All of us, not just Europe, need to step up.  The United States has welcomed more than three million refugees since 1975, helping them build new lives in all 50 states. The U.S. Refugee Admissions Program has brought to the United States 70,000 of the world’s most vulnerable refugees in each of the past three years, and plans to increase that number to 85,000 this year and 100,000 in 2017.  And at the UN General Assembly this year, the President will host a summit to generate more action to support refugees, from this region and around the world.

What shakes our people the most, however, are events that happen in our own cities, in our own neighborhoods.  The barbaric attacks on the innocent – in the Brussels airport, in tourist areas of Istanbul, at a Baghdad beauty salon – repel the entire world.  They also show us we must contain the spread of violent extremism to defeat terrorist networks.  Simply put, we need prevention in order to win this fight.

Extremism has come to the Western Balkans as well, resulting in hundreds of young people going to Syria and Iraq.  In response, we have assisted your efforts to address this challenge by exchanging information, supporting regional cooperation, and enforcing new laws to combat the foreign fighter phenomenon.  This has resulted in numerous successful prosecutions of recruitment networks.

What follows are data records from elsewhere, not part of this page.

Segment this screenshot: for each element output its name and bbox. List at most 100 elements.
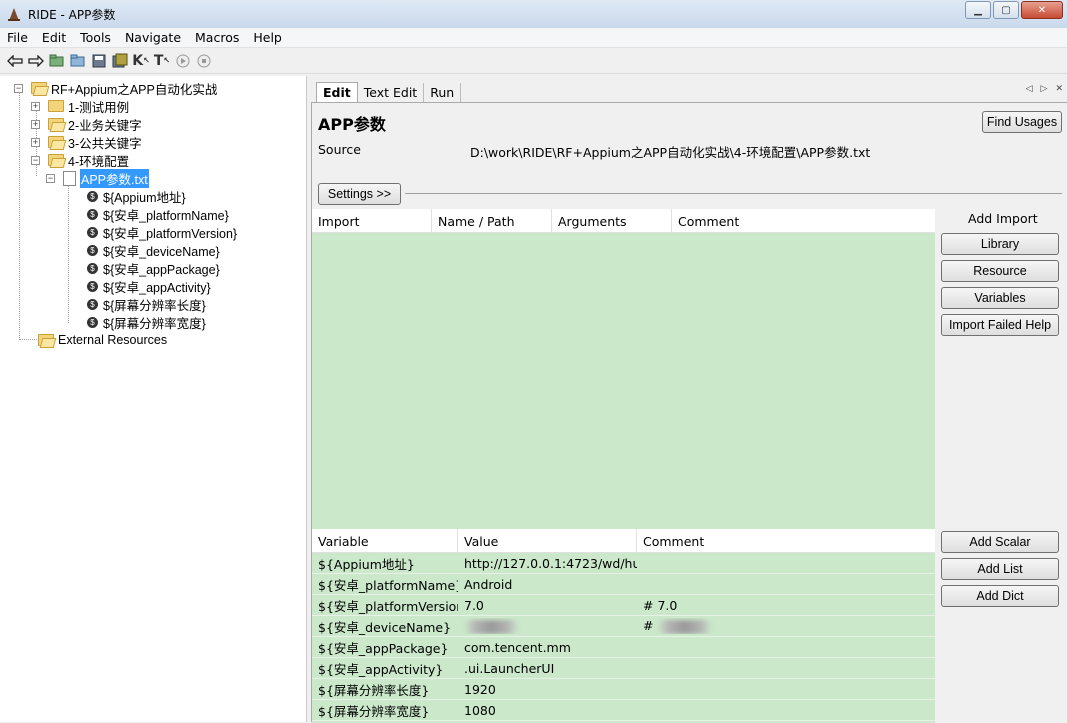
search-tests-icon[interactable]: T ↖ xyxy=(153,52,171,70)
tree-item-variable[interactable]: $ ${安卓_appPackage} xyxy=(87,259,220,277)
menu-tools[interactable]: Tools xyxy=(73,30,118,45)
tree-item-root[interactable]: − RF+Appium之APP自动化实战 xyxy=(14,79,217,97)
menu-macros[interactable]: Macros xyxy=(188,30,246,45)
settings-toggle-button[interactable]: Settings >> xyxy=(318,183,401,205)
tree-item-label: APP参数.txt xyxy=(80,168,149,188)
menu-navigate[interactable]: Navigate xyxy=(118,30,188,45)
import-table[interactable]: Import Name / Path Arguments Comment xyxy=(312,209,935,529)
tree-item-variable[interactable]: $ ${Appium地址} xyxy=(87,187,186,205)
tree-item-variable[interactable]: $ ${安卓_platformName} xyxy=(87,205,229,223)
project-tree: − RF+Appium之APP自动化实战 + 1-测试用例 + 2-业务关键字 … xyxy=(0,76,307,722)
tab-prev-icon[interactable]: ◁ xyxy=(1026,84,1033,94)
variable-comment-cell[interactable]: # xyxy=(637,618,935,634)
variable-name-cell[interactable]: ${安卓_appPackage} xyxy=(312,638,458,657)
tree-item-variable[interactable]: $ ${安卓_deviceName} xyxy=(87,241,220,259)
variable-comment-cell[interactable]: # 7.0 xyxy=(637,598,935,613)
add-resource-button[interactable]: Resource xyxy=(941,260,1059,282)
collapse-icon[interactable]: − xyxy=(31,155,40,165)
column-header[interactable]: Variable xyxy=(312,529,458,553)
tree-item-variable[interactable]: $ ${安卓_appActivity} xyxy=(87,277,211,295)
close-button[interactable]: ✕ xyxy=(1021,1,1063,19)
search-keywords-icon[interactable]: K ↖ xyxy=(132,52,150,70)
collapse-icon[interactable]: − xyxy=(46,173,55,183)
tab-text-edit[interactable]: Text Edit xyxy=(358,83,425,102)
variable-name-cell[interactable]: ${安卓_appActivity} xyxy=(312,659,458,678)
variable-name-cell[interactable]: ${安卓_platformVersion} xyxy=(312,596,458,615)
column-header[interactable]: Arguments xyxy=(552,209,672,233)
tree-item-folder[interactable]: + 1-测试用例 xyxy=(31,97,129,115)
variable-name-cell[interactable]: ${屏幕分辨率长度} xyxy=(312,680,458,699)
table-row[interactable]: ${安卓_appPackage} com.tencent.mm xyxy=(312,637,935,658)
add-list-button[interactable]: Add List xyxy=(941,558,1059,580)
tree-item-folder[interactable]: + 2-业务关键字 xyxy=(31,115,142,133)
folder-icon[interactable] xyxy=(69,52,87,70)
variable-icon: $ xyxy=(87,280,98,292)
stop-icon[interactable] xyxy=(195,52,213,70)
variable-table[interactable]: Variable Value Comment ${Appium地址} http:… xyxy=(312,529,935,723)
column-header[interactable]: Name / Path xyxy=(432,209,552,233)
variable-value-cell[interactable]: com.tencent.mm xyxy=(458,640,637,655)
variable-value-cell[interactable]: 1920 xyxy=(458,682,637,697)
tree-item-file[interactable]: − APP参数.txt xyxy=(46,168,149,188)
tree-item-label: External Resources xyxy=(58,333,168,347)
variable-icon: $ xyxy=(87,316,98,328)
tree-item-folder[interactable]: − 4-环境配置 xyxy=(31,151,129,169)
expand-icon[interactable]: + xyxy=(31,101,40,111)
table-row[interactable]: ${安卓_appActivity} .ui.LauncherUI xyxy=(312,658,935,679)
variable-icon: $ xyxy=(87,190,98,202)
add-variables-button[interactable]: Variables xyxy=(941,287,1059,309)
tree-item-label: ${安卓_platformName} xyxy=(103,208,229,223)
import-failed-help-button[interactable]: Import Failed Help xyxy=(941,314,1059,336)
table-row[interactable]: ${屏幕分辨率长度} 1920 xyxy=(312,679,935,700)
arrow-right-icon[interactable] xyxy=(27,52,45,70)
variable-value-cell[interactable]: 7.0 xyxy=(458,598,637,613)
menu-file[interactable]: File xyxy=(0,30,35,45)
table-row[interactable]: ${Appium地址} http://127.0.0.1:4723/wd/hub xyxy=(312,553,935,574)
column-header[interactable]: Value xyxy=(458,529,637,553)
menu-edit[interactable]: Edit xyxy=(35,30,73,45)
edit-panel: APP参数 Find Usages Source D:\work\RIDE\RF… xyxy=(311,102,1067,723)
add-library-button[interactable]: Library xyxy=(941,233,1059,255)
table-row[interactable]: ${安卓_platformName} Android xyxy=(312,574,935,595)
maximize-button[interactable]: ▢ xyxy=(993,1,1019,19)
expand-icon[interactable]: + xyxy=(31,137,40,147)
expand-icon[interactable]: + xyxy=(31,119,40,129)
table-row[interactable]: ${屏幕分辨率宽度} 1080 xyxy=(312,700,935,721)
collapse-icon[interactable]: − xyxy=(14,83,23,93)
column-header[interactable]: Comment xyxy=(637,529,935,553)
tree-item-variable[interactable]: $ ${安卓_platformVersion} xyxy=(87,223,237,241)
table-row[interactable]: ${安卓_deviceName} # xyxy=(312,616,935,637)
variable-name-cell[interactable]: ${Appium地址} xyxy=(312,554,458,573)
save-all-icon[interactable] xyxy=(111,52,129,70)
add-dict-button[interactable]: Add Dict xyxy=(941,585,1059,607)
table-row[interactable]: ${安卓_platformVersion} 7.0 # 7.0 xyxy=(312,595,935,616)
arrow-left-icon[interactable] xyxy=(6,52,24,70)
tree-item-label: ${Appium地址} xyxy=(103,190,186,205)
variable-value-cell[interactable]: http://127.0.0.1:4723/wd/hub xyxy=(458,556,637,571)
variable-value-cell[interactable]: Android xyxy=(458,577,637,592)
menu-help[interactable]: Help xyxy=(246,30,289,45)
variable-value-cell[interactable]: .ui.LauncherUI xyxy=(458,661,637,676)
variable-name-cell[interactable]: ${屏幕分辨率宽度} xyxy=(312,701,458,720)
tree-item-variable[interactable]: $ ${屏幕分辨率宽度} xyxy=(87,313,206,331)
variable-value-cell[interactable]: 1080 xyxy=(458,703,637,718)
tab-next-icon[interactable]: ▷ xyxy=(1041,84,1048,94)
minimize-button[interactable]: ▁ xyxy=(965,1,991,19)
open-folder-icon[interactable] xyxy=(48,52,66,70)
save-icon[interactable] xyxy=(90,52,108,70)
column-header[interactable]: Import xyxy=(312,209,432,233)
tree-item-folder[interactable]: + 3-公共关键字 xyxy=(31,133,142,151)
find-usages-button[interactable]: Find Usages xyxy=(982,111,1062,133)
tab-run[interactable]: Run xyxy=(424,83,462,102)
add-scalar-button[interactable]: Add Scalar xyxy=(941,531,1059,553)
variable-name-cell[interactable]: ${安卓_platformName} xyxy=(312,575,458,594)
run-icon[interactable] xyxy=(174,52,192,70)
tab-edit[interactable]: Edit xyxy=(316,82,358,102)
tree-item-external-resources[interactable]: External Resources xyxy=(38,331,167,349)
variable-name-cell[interactable]: ${安卓_deviceName} xyxy=(312,617,458,636)
close-tab-icon[interactable]: ✕ xyxy=(1055,84,1063,94)
close-icon: ✕ xyxy=(1037,4,1047,16)
column-header[interactable]: Comment xyxy=(672,209,935,233)
tree-item-variable[interactable]: $ ${屏幕分辨率长度} xyxy=(87,295,206,313)
variable-value-cell[interactable] xyxy=(458,618,637,634)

As U.S. Deputy Secretary of State Antony Blinken said in February, “Even as we advance our efforts to defeat ISIL on the frontlines, we know that to be fully effective, we must work to prevent the spread of violent extremism in the first place—to stop the recruitment, radicalization, and mobilization of people, especially young people, to engage in terrorist activities.”  And we are working hard on just that.

First, we are expanding partnerships to better understand violent extremism and its drivers at the international, regional, national, and local levels.

Second, we are working closely with our partners in Europe and around the world to adopt more effective policies to prevent the spread of violent extremism. One example is the Strong Cities Network, through which local officials around the world share their experiences and best practices. Cair, here in Skopje, recently became a member of the Strong Cities Network.  Through its membership in the network, Cair will collaborate with other municipalities in the Western Balkans to develop programs, policies, mechanisms, and initiatives that are common to and will benefit the entire region.

Third, we are working with local partners to address the underlying political, social, and economic factors that put communities at risk and make young men and women susceptible to the siren call of extreme ideologies.

Fourth, we are engaging and amplifying messages from local, credible individuals who can expose the true nature of violent extremism, its barbarity, and its denial of human dignity.

Finally, we are helping strengthen our partners to prevent radicalization in prisons and ensure that former fighters are rehabilitated and reintegrated back into society whenever possible.

Ending civil war, providing refuge to innocent civilians, combatting radicalization, making our citizens safe from terrorism – these are the interwoven challenges of Syria.  Europe and the United States must deal with them all, simultaneously, with determination and by remaining true to our values.   It’s easy to feel overwhelmed by this challenge.  But together it is possible for us, the United States and Europe, including Macedonia and all your neighbors in the Western Balkans, to respond these challenges, to build a stronger, more resilient world.

I wish you a fruitful discussion of these and other issues.

Again, thank you for your invitation and attention.